On appeal, the full U.S. Court of Appeals for the Seventh Circuit, by an 8-5 margin, upheld the district court's ruling. The majority opinion noted that not every "police peek into a suspicious garbage can ... requires a warrant."

In 1988, the U.S. Supreme Court ruled that police officers did not need a warrant to examine the contents of plastic garbage bags that a homeowner had placed at the curb [California v. Greenwood, 486 U.S. 35]. The high court held that individuals could have no reasonable expectation of privacy in trash left for collection in an area accessible to the public.

As Redmon could not place his trash at curbside without violating the local ordinance, his "curb" for garbage pickup purposes was outside his garage on the shared driveway, the appeals court concluded. The path to his front door came near the garbage cans with no obstruction and was accessible by friends, guests, neighbors, solicitors, strangers, scavengers and other members of the public, the majority said.

Adopting the Greenwood standard, the appeals court rejected Redmon's claim that items seized from his trash without a warrant violated his rights under the Fourth Amendment.

"It takes little more than a look at the plat ... showing the Redmon location at the intersection of two city streets and the short common driveway-sidewalk arrangement with his neighbor to see how very publicly exposed and accessible Redmon left his garbage," the majority opinion said.

Separate concurring opinions by three judges mentioned "abandonment" as another reason to deny Fourth Amendment protection for garbage. Thus, if an individual customarily deposits his garbage in a receptacle and leaves it for pickup by trash collectors, "he has manifested an intent to abandon his refuse," which is "tantamount to 'throwing away' [an accepted and reasonable] subjective exception of privacy in it ...," a concurring opinion said.

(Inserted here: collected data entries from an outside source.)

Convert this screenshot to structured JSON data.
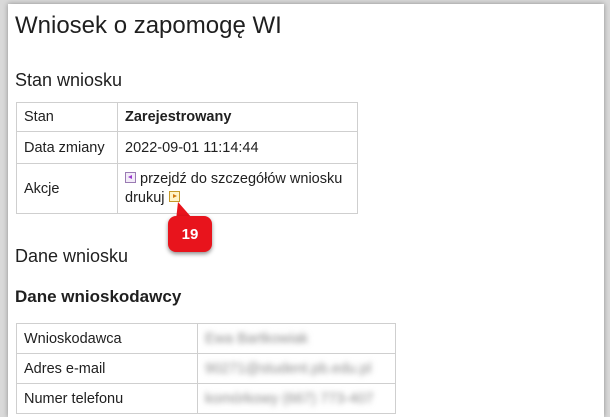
{
  "page_title": "Wniosek o zapomogę WI",
  "status_section": {
    "heading": "Stan wniosku",
    "rows": [
      {
        "label": "Stan",
        "value": "Zarejestrowany"
      },
      {
        "label": "Data zmiany",
        "value": "2022-09-01 11:14:44"
      },
      {
        "label": "Akcje",
        "link_details": "przejdź do szczegółów wniosku",
        "link_print": "drukuj"
      }
    ]
  },
  "application_heading": "Dane wniosku",
  "applicant_section": {
    "heading": "Dane wnioskodawcy",
    "rows": [
      {
        "label": "Wnioskodawca",
        "value": "Ewa Bartkowiak"
      },
      {
        "label": "Adres e-mail",
        "value": "90271@student.pb.edu.pl"
      },
      {
        "label": "Numer telefonu",
        "value": "komórkowy (667) 773-407"
      }
    ]
  },
  "annotation": {
    "badge_number": "19"
  },
  "colors": {
    "badge": "#e8141c",
    "border": "#cfcfcf",
    "backdrop": "#d9d9d9"
  }
}
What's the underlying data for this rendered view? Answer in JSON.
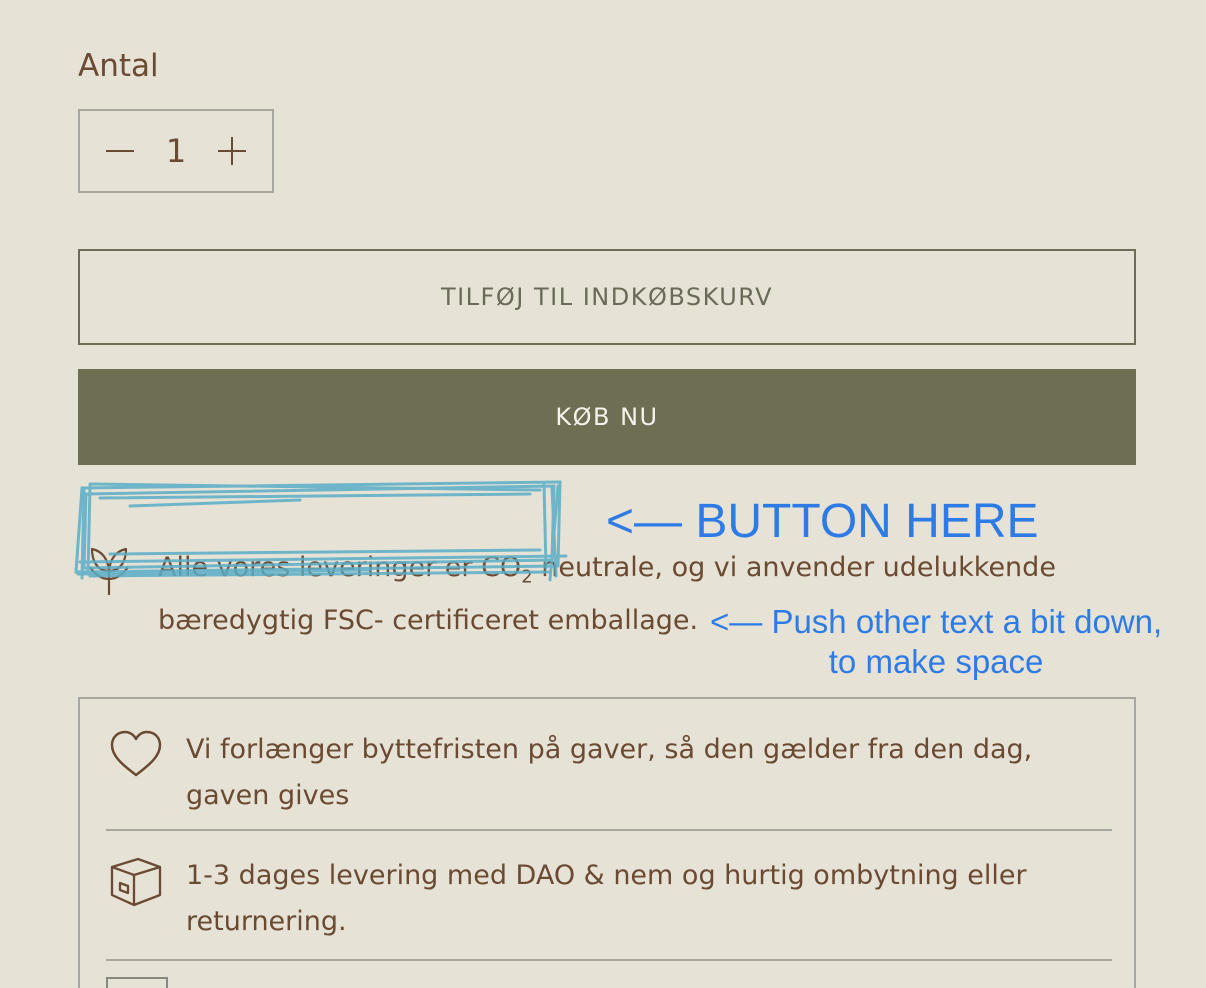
{
  "quantity": {
    "label": "Antal",
    "value": "1",
    "decrement_icon": "minus-icon",
    "increment_icon": "plus-icon"
  },
  "buttons": {
    "add_to_cart": "TILFØJ TIL INDKØBSKURV",
    "buy_now": "KØB NU"
  },
  "annotations": {
    "button_here": "<— BUTTON HERE",
    "push_line1": "<— Push other text a bit down,",
    "push_line2": "to make space",
    "color": "#2f7be6",
    "scribble_color": "#5aaec8"
  },
  "eco": {
    "icon": "leaf-icon",
    "text_before": "Alle vores leveringer er CO",
    "subscript": "2",
    "text_after": " neutrale, og vi anvender udelukkende bæredygtig FSC- certificeret emballage."
  },
  "usps": [
    {
      "icon": "heart-icon",
      "text": "Vi forlænger byttefristen på gaver, så den gælder fra den dag, gaven gives"
    },
    {
      "icon": "box-icon",
      "text": "1-3 dages levering med DAO & nem og hurtig ombytning eller returnering."
    }
  ],
  "colors": {
    "background": "#e6e3d6",
    "text": "#6b4a33",
    "buy_button": "#6e6e52",
    "border": "#a8a69f"
  }
}
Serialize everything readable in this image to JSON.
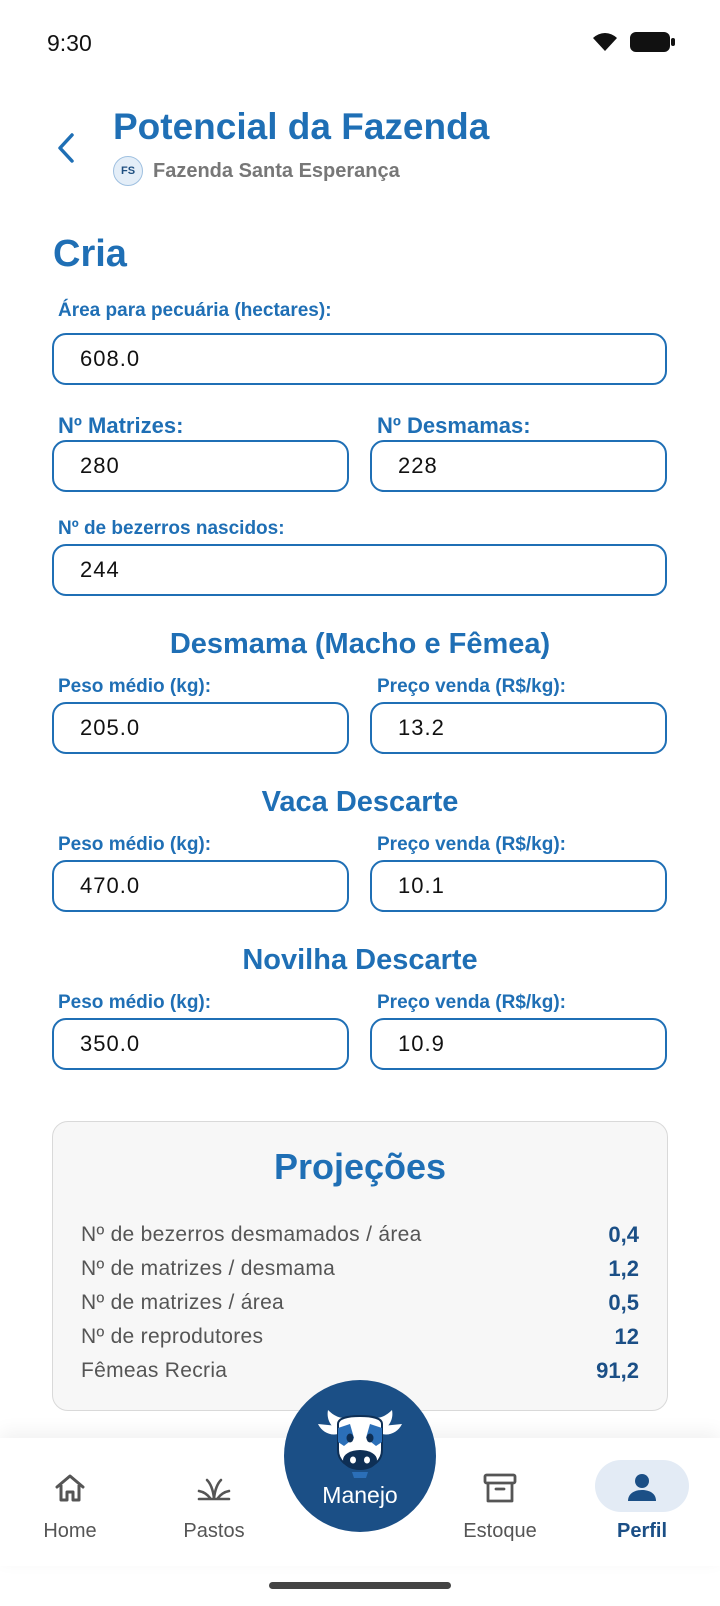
{
  "status_bar": {
    "time": "9:30"
  },
  "header": {
    "title": "Potencial da Fazenda",
    "farm_initials": "FS",
    "farm_name": "Fazenda Santa Esperança"
  },
  "section_title": "Cria",
  "fields": {
    "area": {
      "label": "Área para pecuária (hectares):",
      "value": "608.0"
    },
    "matrizes": {
      "label": "Nº Matrizes:",
      "value": "280"
    },
    "desmamas": {
      "label": "Nº Desmamas:",
      "value": "228"
    },
    "bezerros": {
      "label": "Nº de bezerros nascidos:",
      "value": "244"
    }
  },
  "groups": [
    {
      "title": "Desmama (Macho e Fêmea)",
      "peso_label": "Peso médio (kg):",
      "peso_value": "205.0",
      "preco_label": "Preço venda (R$/kg):",
      "preco_value": "13.2"
    },
    {
      "title": "Vaca Descarte",
      "peso_label": "Peso médio (kg):",
      "peso_value": "470.0",
      "preco_label": "Preço venda (R$/kg):",
      "preco_value": "10.1"
    },
    {
      "title": "Novilha Descarte",
      "peso_label": "Peso médio (kg):",
      "peso_value": "350.0",
      "preco_label": "Preço venda (R$/kg):",
      "preco_value": "10.9"
    }
  ],
  "projections": {
    "title": "Projeções",
    "rows": [
      {
        "label": "Nº de bezerros desmamados / área",
        "value": "0,4"
      },
      {
        "label": "Nº de matrizes / desmama",
        "value": "1,2"
      },
      {
        "label": "Nº de matrizes / área",
        "value": "0,5"
      },
      {
        "label": "Nº de reprodutores",
        "value": "12"
      },
      {
        "label": "Fêmeas Recria",
        "value": "91,2"
      }
    ]
  },
  "bottom_nav": {
    "items": [
      {
        "label": "Home",
        "icon": "home-icon"
      },
      {
        "label": "Pastos",
        "icon": "grass-icon"
      },
      {
        "label": "Estoque",
        "icon": "archive-icon"
      },
      {
        "label": "Perfil",
        "icon": "person-icon",
        "active": true
      }
    ],
    "center": {
      "label": "Manejo",
      "icon": "cow-icon"
    }
  },
  "colors": {
    "primary": "#1f6fb5",
    "nav_dark": "#1b4f86",
    "card_bg": "#f7f7f7"
  }
}
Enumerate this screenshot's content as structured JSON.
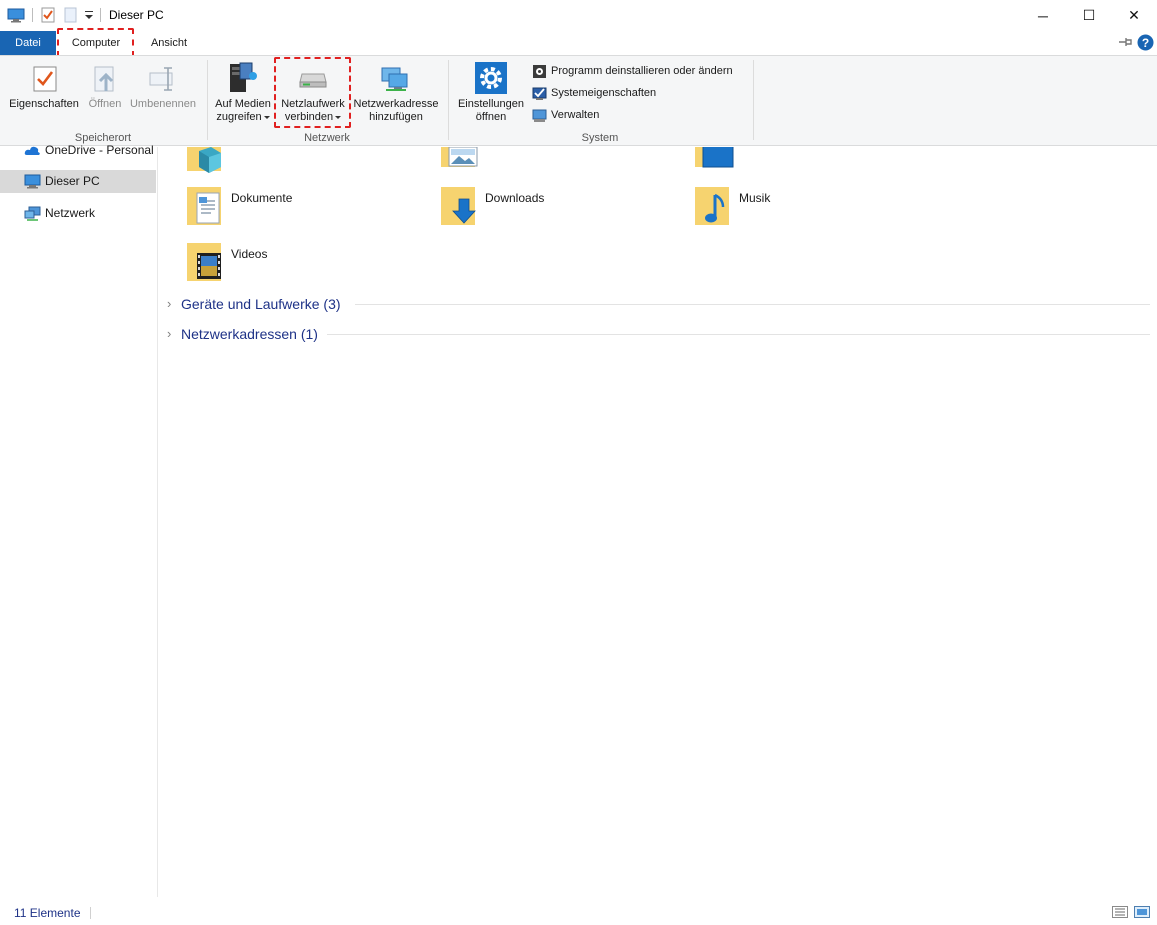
{
  "window": {
    "title": "Dieser PC",
    "controls": {
      "minimize": "─",
      "maximize": "☐",
      "close": "✕"
    }
  },
  "tabs": {
    "file": "Datei",
    "computer": "Computer",
    "view": "Ansicht"
  },
  "ribbon": {
    "groups": {
      "location": {
        "label": "Speicherort",
        "buttons": {
          "properties": "Eigenschaften",
          "open": "Öffnen",
          "rename": "Umbenennen"
        }
      },
      "network": {
        "label": "Netzwerk",
        "buttons": {
          "media_line1": "Auf Medien",
          "media_line2": "zugreifen",
          "map_drive_line1": "Netzlaufwerk",
          "map_drive_line2": "verbinden",
          "add_location_line1": "Netzwerkadresse",
          "add_location_line2": "hinzufügen"
        }
      },
      "system": {
        "label": "System",
        "buttons": {
          "settings_line1": "Einstellungen",
          "settings_line2": "öffnen",
          "uninstall": "Programm deinstallieren oder ändern",
          "system_properties": "Systemeigenschaften",
          "manage": "Verwalten"
        }
      }
    }
  },
  "sidebar": {
    "items": [
      {
        "label": "OneDrive - Personal",
        "icon": "onedrive-cloud-icon"
      },
      {
        "label": "Dieser PC",
        "icon": "this-pc-icon",
        "selected": true
      },
      {
        "label": "Netzwerk",
        "icon": "network-icon"
      }
    ]
  },
  "content": {
    "folders": [
      {
        "label": "Dokumente",
        "icon": "documents-folder-icon"
      },
      {
        "label": "Downloads",
        "icon": "downloads-folder-icon"
      },
      {
        "label": "Musik",
        "icon": "music-folder-icon"
      },
      {
        "label": "Videos",
        "icon": "videos-folder-icon"
      }
    ],
    "sections": [
      {
        "label": "Geräte und Laufwerke (3)"
      },
      {
        "label": "Netzwerkadressen (1)"
      }
    ]
  },
  "status": {
    "count": "11 Elemente"
  },
  "colors": {
    "accent": "#1965b3",
    "highlight": "#e02020",
    "section_text": "#1e3287",
    "ribbon_bg": "#f5f6f7"
  }
}
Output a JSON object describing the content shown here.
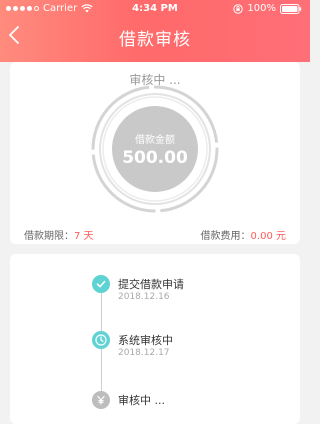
{
  "status_bar": {
    "carrier": "Carrier",
    "time": "4:34 PM",
    "battery": "100%"
  },
  "nav": {
    "title": "借款审核"
  },
  "summary": {
    "progress_label": "审核中 ...",
    "amount_caption": "借款金额",
    "amount": "500.00",
    "term_label": "借款期限：",
    "term_value": "7 天",
    "fee_label": "借款费用：",
    "fee_value": "0.00 元"
  },
  "timeline": {
    "steps": [
      {
        "title": "提交借款申请",
        "date": "2018.12.16",
        "status": "done",
        "icon": "check-icon"
      },
      {
        "title": "系统审核中",
        "date": "2018.12.17",
        "status": "current",
        "icon": "clock-icon"
      },
      {
        "title": "审核中 ...",
        "date": "",
        "status": "pending",
        "icon": "yen-icon"
      }
    ]
  },
  "colors": {
    "header_start": "#ff8b7d",
    "header_end": "#ff6f77",
    "accent_teal": "#5fd3d3",
    "highlight_red": "#ff5b5b",
    "dial_gray": "#c9c9c9"
  }
}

Five judges joined in a dissenting opinion, asserting that trash was protected against warrantless searches because homeowners generally assume that the contents of garbage cans placed near their dwelling remain private property until the trash collectors cart the material away.

"It is tempting to suppose that the search of a garbage can could never violate [privacy rights] because the act of discarding something ... is a relinquishment of any interest in it," the dissent said. "But that answer ... would entitle the police to enter the home itself and rifle the trash cans ... found there."